Knuth–Morris–Pratt (KMP) for Typescript - Blog

Came on something lovely today that sent me down a rabbit hole. #LeetCode 28. Find the Index of the First Occurrence in a String.

Of course the naive solution is "Isn't... that just a method on the string...?" return haystack.indexOf(needle). Lo and behold, my solution beat 100% of submissions, time complexity and memory! 🔥

... Well that can't be right.. So I started looking over solutions. Most noted that browser's built in indexOf method uses brute force comparison. That should be O(n^2). Most instead used Knuth–Morris–Pratt (KMP) algorithm which should run in O(n+m). Since I hadn't learned that one yet, I took a couple hours to get my head around it and have my own copy to reach for again. A huge thanks goes out to the video walkthrough by NeetCode for the best explanation I found.

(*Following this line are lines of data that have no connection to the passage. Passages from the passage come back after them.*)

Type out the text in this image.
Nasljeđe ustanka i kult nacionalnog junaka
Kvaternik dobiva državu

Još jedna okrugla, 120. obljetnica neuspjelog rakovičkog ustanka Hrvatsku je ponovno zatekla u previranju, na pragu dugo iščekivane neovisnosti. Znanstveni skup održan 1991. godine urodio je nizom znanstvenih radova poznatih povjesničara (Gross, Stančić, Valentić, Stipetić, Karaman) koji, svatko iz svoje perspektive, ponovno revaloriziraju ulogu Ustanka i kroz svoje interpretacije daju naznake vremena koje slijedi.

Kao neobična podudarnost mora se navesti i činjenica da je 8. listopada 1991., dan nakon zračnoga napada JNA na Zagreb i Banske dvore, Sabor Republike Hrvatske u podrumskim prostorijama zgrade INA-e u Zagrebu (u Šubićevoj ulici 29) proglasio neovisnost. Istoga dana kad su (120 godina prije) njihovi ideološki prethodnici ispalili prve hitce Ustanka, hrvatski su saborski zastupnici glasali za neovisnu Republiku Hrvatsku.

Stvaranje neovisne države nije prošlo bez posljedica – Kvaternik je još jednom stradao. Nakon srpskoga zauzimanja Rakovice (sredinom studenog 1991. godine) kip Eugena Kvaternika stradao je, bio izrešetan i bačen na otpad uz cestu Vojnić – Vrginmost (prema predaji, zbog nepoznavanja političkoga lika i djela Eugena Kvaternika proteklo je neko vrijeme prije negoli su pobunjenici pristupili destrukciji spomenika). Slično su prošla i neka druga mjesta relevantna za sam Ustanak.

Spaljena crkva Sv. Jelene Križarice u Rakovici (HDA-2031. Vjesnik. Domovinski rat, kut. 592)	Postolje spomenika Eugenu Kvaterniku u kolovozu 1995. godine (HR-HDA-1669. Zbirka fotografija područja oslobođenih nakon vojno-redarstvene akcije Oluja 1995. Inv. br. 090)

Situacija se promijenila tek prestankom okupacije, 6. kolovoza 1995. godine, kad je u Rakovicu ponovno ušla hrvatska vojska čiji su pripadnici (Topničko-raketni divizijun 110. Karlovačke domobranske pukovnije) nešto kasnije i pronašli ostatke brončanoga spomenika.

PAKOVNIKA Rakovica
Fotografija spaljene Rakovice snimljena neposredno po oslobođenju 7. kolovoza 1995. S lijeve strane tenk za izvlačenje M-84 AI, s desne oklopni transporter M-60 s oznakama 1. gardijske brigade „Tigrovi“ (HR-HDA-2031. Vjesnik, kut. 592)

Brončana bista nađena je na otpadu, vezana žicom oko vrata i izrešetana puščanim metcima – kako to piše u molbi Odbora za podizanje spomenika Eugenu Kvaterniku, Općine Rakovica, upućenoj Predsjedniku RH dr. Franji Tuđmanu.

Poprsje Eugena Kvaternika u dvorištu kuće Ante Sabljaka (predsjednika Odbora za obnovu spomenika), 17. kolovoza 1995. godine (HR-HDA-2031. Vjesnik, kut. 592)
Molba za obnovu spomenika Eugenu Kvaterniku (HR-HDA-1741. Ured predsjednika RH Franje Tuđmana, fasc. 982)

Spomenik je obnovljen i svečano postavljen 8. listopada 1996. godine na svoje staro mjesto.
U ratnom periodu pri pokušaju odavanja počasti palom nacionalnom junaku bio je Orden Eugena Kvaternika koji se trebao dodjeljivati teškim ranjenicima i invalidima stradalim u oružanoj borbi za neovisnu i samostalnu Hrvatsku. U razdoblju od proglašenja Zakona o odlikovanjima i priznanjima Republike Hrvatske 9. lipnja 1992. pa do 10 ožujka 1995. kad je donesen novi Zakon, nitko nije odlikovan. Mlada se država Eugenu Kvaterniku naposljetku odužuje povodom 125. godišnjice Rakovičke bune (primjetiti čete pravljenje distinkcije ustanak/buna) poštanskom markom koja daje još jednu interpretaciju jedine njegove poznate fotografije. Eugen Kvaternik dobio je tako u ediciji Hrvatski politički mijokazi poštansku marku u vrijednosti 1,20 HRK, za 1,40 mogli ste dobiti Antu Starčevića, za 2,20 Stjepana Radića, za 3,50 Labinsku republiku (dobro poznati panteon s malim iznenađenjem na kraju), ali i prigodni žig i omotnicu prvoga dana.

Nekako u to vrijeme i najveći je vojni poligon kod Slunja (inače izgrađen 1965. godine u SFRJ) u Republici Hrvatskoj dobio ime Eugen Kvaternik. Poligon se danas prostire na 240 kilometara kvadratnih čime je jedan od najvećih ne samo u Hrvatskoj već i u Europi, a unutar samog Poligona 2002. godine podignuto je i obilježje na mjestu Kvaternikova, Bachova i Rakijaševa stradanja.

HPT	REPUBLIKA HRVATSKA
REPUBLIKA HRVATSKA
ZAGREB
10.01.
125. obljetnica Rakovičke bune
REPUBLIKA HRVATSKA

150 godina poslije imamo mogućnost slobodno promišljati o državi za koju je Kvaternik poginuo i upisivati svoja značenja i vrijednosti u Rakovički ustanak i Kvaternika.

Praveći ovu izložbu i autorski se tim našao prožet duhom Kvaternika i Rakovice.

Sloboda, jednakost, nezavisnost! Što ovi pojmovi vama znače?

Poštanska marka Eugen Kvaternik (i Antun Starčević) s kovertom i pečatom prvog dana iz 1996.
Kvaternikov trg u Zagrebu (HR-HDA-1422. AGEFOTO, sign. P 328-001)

For myself later and happily you if needed:

/**
 * Parse the string looking for prefix suffix matches.
 * Time complexity: O(2*m) ~ O(m)
 **/
const getLongestPrefixSuffix = (needle: string): number[] => {
  if (!needle) return [0];

  const result = new Array(needle.length).fill(0);
  // First can never match as the suffix can't be the entire string
  result[0] = 0;
  let m = 0;
  let i = 1;
  while (i < needle.length) {
    if (needle[i] === needle[m]) {
      m++;
      result[i] = m;
      i++;
    } else {
      if (m === 0) {
        result[i] = 0;
        i++;
      } else {
        // We want the lps *length* at the previous index, not the length minus one.
        m = result[m - 1];
        result[i] = m;
      }
    }
  }
  return result;
};

export const indexOfLPS = (haystack: string, needle: string): number => {
  const lps = getLongestPrefixSuffix(needle);

  let i = 0; // Position in haystack
  let m = 0; // Position in needle
  while (i <= haystack.length) {
    // If we have a match increment both
    if (haystack[i] === needle[m]) {
      i++;
      m++;
    } else {
      // If we didn't match, we know we need to jump forward.
      // How far we move can be shortcut at times thanks to prefixes and suffixes.
      if (m === 0) {
        i++;
      } else {
        // Again, we use the *value* of previous lps.
        m = lps[m - 1];
      }
    }
    if (m === needle.length) {
      return i - needle.length;
    }
  }
  return -1;
};
/**
 * Parse the string looking for prefix suffix matches.
 * Time complexity: O(2*m) ~ O(m)
 **/
const getLongestPrefixSuffix = (needle: string): number[] => {
  if (!needle) return [0];

  const result = new Array(needle.length).fill(0);
  // First can never match as the suffix can't be the entire string
  result[0] = 0;
  let m = 0;
  let i = 1;
  while (i < needle.length) {
    if (needle[i] === needle[m]) {
      m++;
      result[i] = m;
      i++;
    } else {
      if (m === 0) {
        result[i] = 0;
        i++;
      } else {
        // We want the lps *length* at the previous index, not the length minus one.
        m = result[m - 1];
        result[i] = m;
      }
    }
  }
  return result;
};

export const indexOfLPS = (haystack: string, needle: string): number => {
  const lps = getLongestPrefixSuffix(needle);

  let i = 0; // Position in haystack
  let m = 0; // Position in needle
  while (i <= haystack.length) {
    // If we have a match increment both
    if (haystack[i] === needle[m]) {
      i++;
      m++;
    } else {
      // If we didn't match, we know we need to jump forward.
      // How far we move can be shortcut at times thanks to prefixes and suffixes.
      if (m === 0) {
        i++;
      } else {
        // Again, we use the *value* of previous lps.
        m = lps[m - 1];
      }
    }
    if (m === needle.length) {
      return i - needle.length;
    }
  }
  return -1;
};

But this got me started wondering. Why browsers wouldn't just implement KMP initially? You could make an argument for KMP, or Boyer-Moore (BM) which can reach O(n/m). That got me looking for heuristics. Something that I could do to scan the data, and decide the best to use intelligently. That search turned up A Hybrid Length-Based Pattern Matching Algorithm for Text Searching published April 2025. At a high level, it suggests that highly structurally text based off language could be more efficiently searched (for entire words only, a fatal flaw for now) by chunking it and seeing which words are length matches. The results look impressive on text like books, and horrible on things like genetic sequences.

And that's the answer. Why isn't indexOf more intelligent? It can't know the structure, repetition, length of what you're checking from one run to the next. The developer has to know that, and make the right decision.